Вдруг, грубый акцент мне в ухо:

– Вай! Извыни, дарагой, ми всё уберём попозже.

Оборачиваюсь – Тохта, улыбается и кинжалом ковыряется у себя в зубах.

Быстро свинчиваю в свою комнату. Хрен с ним, на работе умоюсь.

С праздником вас, братья по разуму!


Утро следующего дня.

Выхожу на кухню. На кухне сидят… восемь лиц не славянской наружности, с четверыми из которых я уже успел познакомиться давеча.

– Ты кто? – спрашивает меня один из незнакомцев. Сабуржан же ему отвечает:

– А это наш сосэд из дэвятой комнаты. Тэбе староста про нэго сегодня говориль.

– Ах, сосэд? – улыбается второй незнакомец. – Староста сказаль, что ты нормальный мужик, не шумный.

– Не шумный, да, – отвечаю я, – а вы-то кто такие будете?

– Да какая уже тэбе разныца? – вмешивается Турдым. – Ми все твои соседи! Староста знает.

Я в шоке! Иду стучусь в пятую, шестую, седьмую и восьмую комнаты. Из них выглядывают четыре фатимы, и рядом с каждой по пять-шесть микро-джамшутов (детишек, то бишь).

– А г-г-где те, что здесь ж-жили ещё вчера? – спрашиваю я дрожащим от волнения голосом.

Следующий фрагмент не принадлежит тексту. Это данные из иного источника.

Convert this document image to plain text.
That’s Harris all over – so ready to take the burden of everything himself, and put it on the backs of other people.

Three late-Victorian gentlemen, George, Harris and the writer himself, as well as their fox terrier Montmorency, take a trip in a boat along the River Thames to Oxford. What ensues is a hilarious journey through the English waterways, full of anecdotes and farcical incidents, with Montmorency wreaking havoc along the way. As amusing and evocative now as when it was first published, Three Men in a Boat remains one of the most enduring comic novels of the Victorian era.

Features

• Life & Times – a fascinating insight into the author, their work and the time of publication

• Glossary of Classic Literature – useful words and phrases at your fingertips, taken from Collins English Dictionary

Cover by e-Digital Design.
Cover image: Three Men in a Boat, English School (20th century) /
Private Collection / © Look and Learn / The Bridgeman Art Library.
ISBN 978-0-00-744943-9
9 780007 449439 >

– Сэгодня ночью всэ уехали, – раздаётся голос Тохты с кухни. – Сосэд, ты успокойся давай. Всё харашо. Ми тэбе ванну вчера намили. Умойся сходи.

Умываться мне совершенно не хотелось. Ещё раз попытался достучаться до Владимировича, но никто не открыл, как и вчера.

– Староста с семьёй поэхали в Сочи отдыхать, – услышал я голос Болта, – тэпер они себе это могут позволит – богатыми сталы, ха-ха-ха!!!

Ничего не говоря, я направился в свою комнату. Одевшись, я решил пойти поговорить с нашим участковым.

Зайдя в его кабинет, я остолбенел!

– Здаравствуй, дарагой! С чем пришоль? – раздался из-под полицейской фуражки до боли знакомый акцент.

– Дык… ээээ… я… А Борис Вячеславович больше здесь не работает что ли? – выдавил из себя я.

– Ха, тыперь я за нэго, – усмехнулся мне новый участковый, – Рашид Гумарович моя фамилия. Отнынэ все вопросы тут рышаю я. Так с чэм, гаваришь, пришёль?

Я больше не нашёл нужных слов. Развернулся и отправился на работу.


Денёк выдался тяжёлый. К нам на работу взяли с две дюжины мигрантов с ближнего зарубежья. Начальник сказал, что они будут работать у нас теперь всегда.

– Много денег не просят, не шумят – выгодно, – сказал он. – А вам зарплату придётся урезать, кризис как-никак.

– Какой кризис? – возразил я. – Он ведь кончился давно. Президент сам говорил…

Но бугор перебил меня:

– Не нравится – уходи, Валерич. Тебя тут никто не держит. По мне лучше этим южным оболтусам платить рубль, чем тебе десять, – и кушают меньше, и делают больше.

Конечно же, я с ним поругался в пух и прах. Пошёл в отдел кадров и написал заявление по собственному желанию.

Сегодня приду домой, отдохну, а завтра куплю газету и буду искать новую работу.

Настроение – ноль.


Подхожу к своей квартире… оп… а замок на двери уже другой. Не понял! Звоню в дверь. Открывает незнакомая рожа очередного южного гостя:

– Тэбе чего, гяур?

– Что значит «чего»? – возмущаюсь я. – Я здесь живу!

– Ты здэсь живошь? – захохотал джамшут. – Это я здэсь живу! А тебя я в пэрвый раз вижу! Пошоль вон отсюда, а то зарэжу, как барана!

И передо мной захлопнулась моя же собственная дверь.


Много времени спустя. Наверно утро какого-то дня.

Открываю глаза. Невыносимая вонь бьёт мне в нос. Твою мать, Кузьмич опять обосрался! Сегодня его с собой не возьму. Встаю с вонючего тюфяка и бреду по тёмному, сырому подвалу к выходу. Башку ломит от выпитой вчера бодяги! Руки трясутся, во рту отметилась тысяча кошек (или всё-таки не кошек? Кузьмич, падла!). Надо собраться силами и дойти до метро. Постою там часок-другой, глядишь и накидают на опохмелку.